Using "Test Drive" in Pypose calls up Commander.py, and passes it the correct port for communicating over XBEE. The default Arduino sketch created by Pypose/NUKE sets Xspeed and Yspeed using the packets sent by Commander.py. However, it seems that the speed values sent are by default extremely low. I put in a *5 multiplier for Xspeed and Yspeed in the main Arduino sketch. Much better! I also increased Trantime from the default 98 to 131 by changing "#define STD_TRANSITION" in gaits.h. This makes each step longer in time and distance. Finally, I gave the quad some rubber booties cut from a sheet of rubber gasket material.

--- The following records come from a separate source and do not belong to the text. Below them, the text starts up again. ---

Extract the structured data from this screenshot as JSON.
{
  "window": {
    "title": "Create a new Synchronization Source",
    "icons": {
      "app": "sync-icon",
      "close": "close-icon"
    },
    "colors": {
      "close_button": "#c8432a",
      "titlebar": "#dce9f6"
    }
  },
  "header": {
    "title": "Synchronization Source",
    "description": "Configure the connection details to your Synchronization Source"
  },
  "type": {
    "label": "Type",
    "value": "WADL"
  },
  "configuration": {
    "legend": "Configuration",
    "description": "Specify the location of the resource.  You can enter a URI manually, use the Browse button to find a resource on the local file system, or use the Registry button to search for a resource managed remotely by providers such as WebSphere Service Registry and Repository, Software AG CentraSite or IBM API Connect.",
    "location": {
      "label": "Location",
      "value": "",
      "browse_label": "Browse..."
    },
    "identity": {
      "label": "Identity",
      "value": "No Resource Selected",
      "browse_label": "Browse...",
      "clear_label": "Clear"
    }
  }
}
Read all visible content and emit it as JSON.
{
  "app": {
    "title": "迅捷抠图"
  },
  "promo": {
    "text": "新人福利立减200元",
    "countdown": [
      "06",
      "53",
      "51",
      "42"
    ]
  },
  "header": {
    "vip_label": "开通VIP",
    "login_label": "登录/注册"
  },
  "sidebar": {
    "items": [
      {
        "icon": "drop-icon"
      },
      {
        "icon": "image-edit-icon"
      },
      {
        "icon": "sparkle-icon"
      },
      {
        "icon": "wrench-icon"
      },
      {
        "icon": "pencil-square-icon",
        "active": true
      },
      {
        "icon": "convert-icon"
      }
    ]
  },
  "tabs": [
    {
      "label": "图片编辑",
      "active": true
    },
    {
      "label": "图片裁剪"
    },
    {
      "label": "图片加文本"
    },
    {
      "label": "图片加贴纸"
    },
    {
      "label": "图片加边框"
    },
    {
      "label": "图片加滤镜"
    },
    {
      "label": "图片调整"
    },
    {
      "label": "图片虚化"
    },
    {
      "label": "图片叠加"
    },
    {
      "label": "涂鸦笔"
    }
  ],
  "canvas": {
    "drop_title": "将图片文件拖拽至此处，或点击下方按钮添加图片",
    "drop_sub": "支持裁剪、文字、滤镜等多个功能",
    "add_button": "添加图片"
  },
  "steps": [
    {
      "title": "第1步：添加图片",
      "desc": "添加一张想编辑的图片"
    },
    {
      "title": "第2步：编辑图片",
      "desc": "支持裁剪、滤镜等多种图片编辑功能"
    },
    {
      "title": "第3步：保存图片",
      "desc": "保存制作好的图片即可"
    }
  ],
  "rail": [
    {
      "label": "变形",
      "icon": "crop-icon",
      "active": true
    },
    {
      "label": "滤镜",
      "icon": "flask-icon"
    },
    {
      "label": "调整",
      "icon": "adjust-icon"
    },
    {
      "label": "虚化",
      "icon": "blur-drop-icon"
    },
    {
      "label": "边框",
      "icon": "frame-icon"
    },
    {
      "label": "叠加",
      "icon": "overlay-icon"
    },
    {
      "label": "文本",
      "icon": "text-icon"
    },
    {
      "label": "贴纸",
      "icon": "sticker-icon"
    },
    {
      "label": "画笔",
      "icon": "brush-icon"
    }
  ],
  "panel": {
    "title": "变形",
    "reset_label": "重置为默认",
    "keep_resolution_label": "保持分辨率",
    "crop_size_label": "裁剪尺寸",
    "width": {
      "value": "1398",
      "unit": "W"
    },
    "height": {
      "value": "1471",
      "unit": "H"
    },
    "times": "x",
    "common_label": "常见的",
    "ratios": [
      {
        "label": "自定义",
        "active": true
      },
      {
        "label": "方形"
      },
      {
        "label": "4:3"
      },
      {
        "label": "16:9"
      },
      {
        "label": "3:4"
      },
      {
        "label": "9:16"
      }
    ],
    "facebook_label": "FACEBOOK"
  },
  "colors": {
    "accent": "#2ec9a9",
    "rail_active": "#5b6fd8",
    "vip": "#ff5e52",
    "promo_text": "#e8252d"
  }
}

The idea of accelerating slowly is great. Starting up the amble at full speed is super jerky. I can manually slide from a slow speed to a faster speed in Test drive. But I'd like to tweak the code to do this automatically!

04-03-2013, 12:32 PM

Can you post a new video? I'd love to see the changes.

In terms of implementing acceleration, the way I did it was to set my "currentSpeed" when it starts moving to some fraction (around 20%) of the speed indicated by the joystick, and then once per cycle increase that until it reaches whatever the joystick speed indicates. Of course, you have to check for joystick changes every cycle, and update your current and max speed accordingly.

04-04-2013, 09:33 PM
Here's a new video! Sorry for the unstable camera work...dog was being nosey...
One other arduino sketch weak, changed the line "Rspeed = -(command.walkH)/250.0;" to "Rspeed = -(command.walkH)/50.0;"


Thanks for your help Jon! Did you add your acceleration code in the main arduino sketch, or the nuke.cpp, or somewhere else?

04-04-2013, 10:11 PM
That looks so much better! Nice job...

Roz was autonomous in my video, so it had a main sketch controlling it, including setting the desired and actual speed.